The vote was the first major test for Prime Minister Antonis Samaras's two-party coalition since losing an ally over the abrupt shutdown of the state broadcaster last month, which left it with a scant five-seat majority in the 300-seat parliament.
After midnight, 153 politicians out of the 293 present voted in favour of the bill, whose passage was required to unlock nearly 7 billion euros ($9.2 billion) in aid from European Union and International Monetary Fund lenders.
The bill includes deeply divisive plans for a transfer and layoff scheme for 25,000 public workers - mainly teachers and municipal police - that had triggered a week of almost daily marches, rallies and strikes in protest.
The reforms were passed hours before German Finance Minister Wolfgang Schaeuble - Europe's leading proponent of austerity blamed by many Greeks for their woes - arrives in Athens for his first visit to Greece since the debt crisis began in 2009.

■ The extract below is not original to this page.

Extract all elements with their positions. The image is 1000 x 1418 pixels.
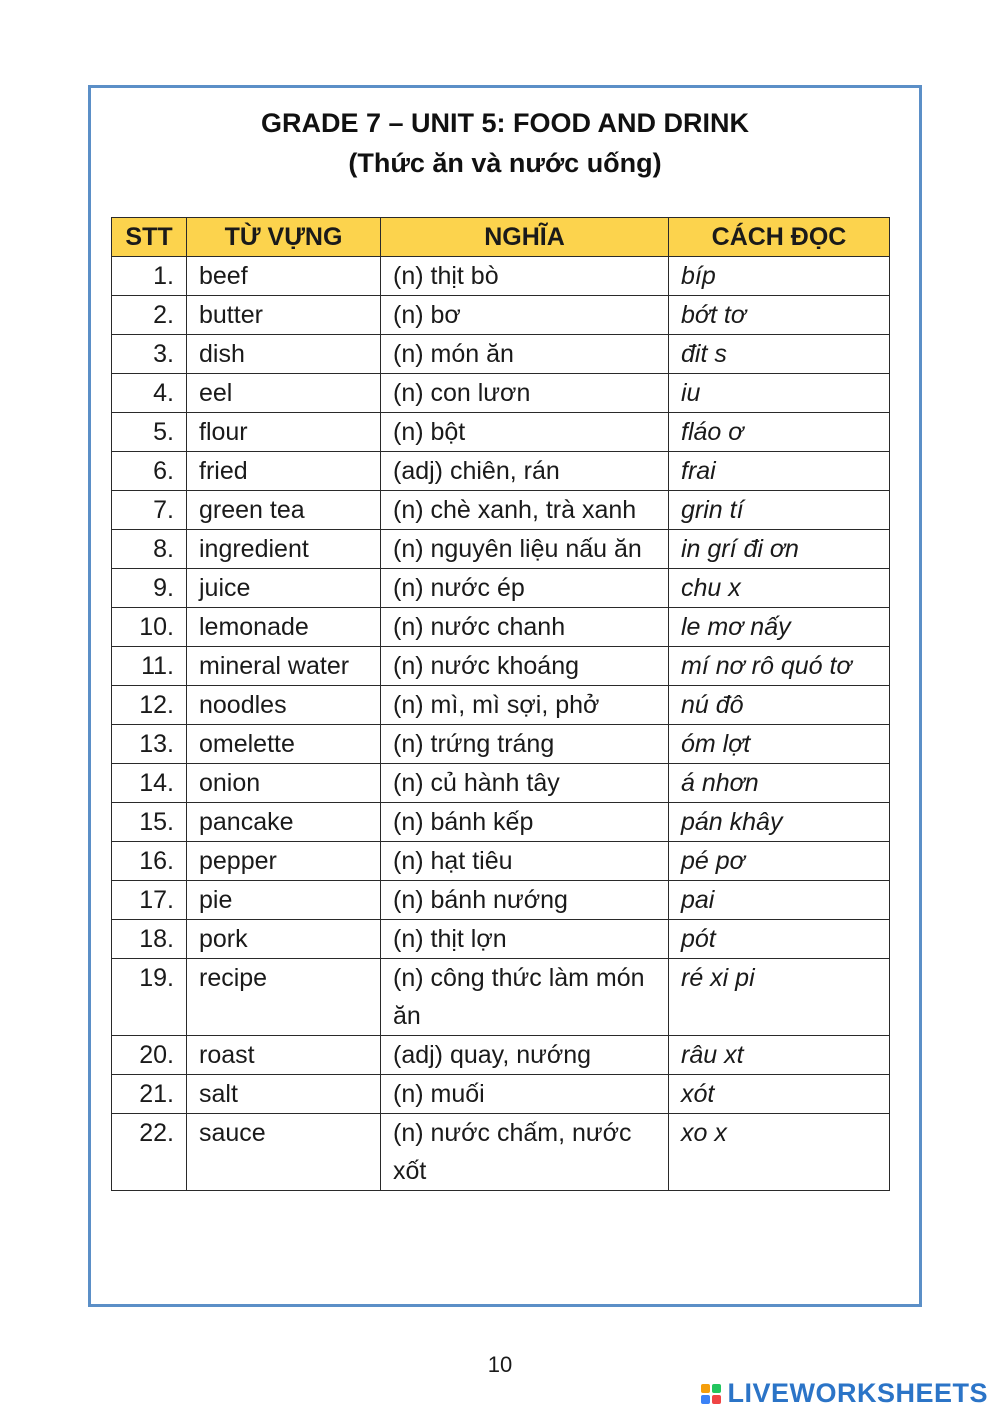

Before the vote, Samaras announced Greece's first tax cut since its crisis began nearly four years ago, in a bid to placate protests and an increasingly restive public mood.
The latest bill agreed with lenders includes a luxury tax on houses with swimming pools and owners of high performance cars.
But the move that has drawn the most anger is the plan to place 25,000 workers into the layoff scheme by the end of 2013.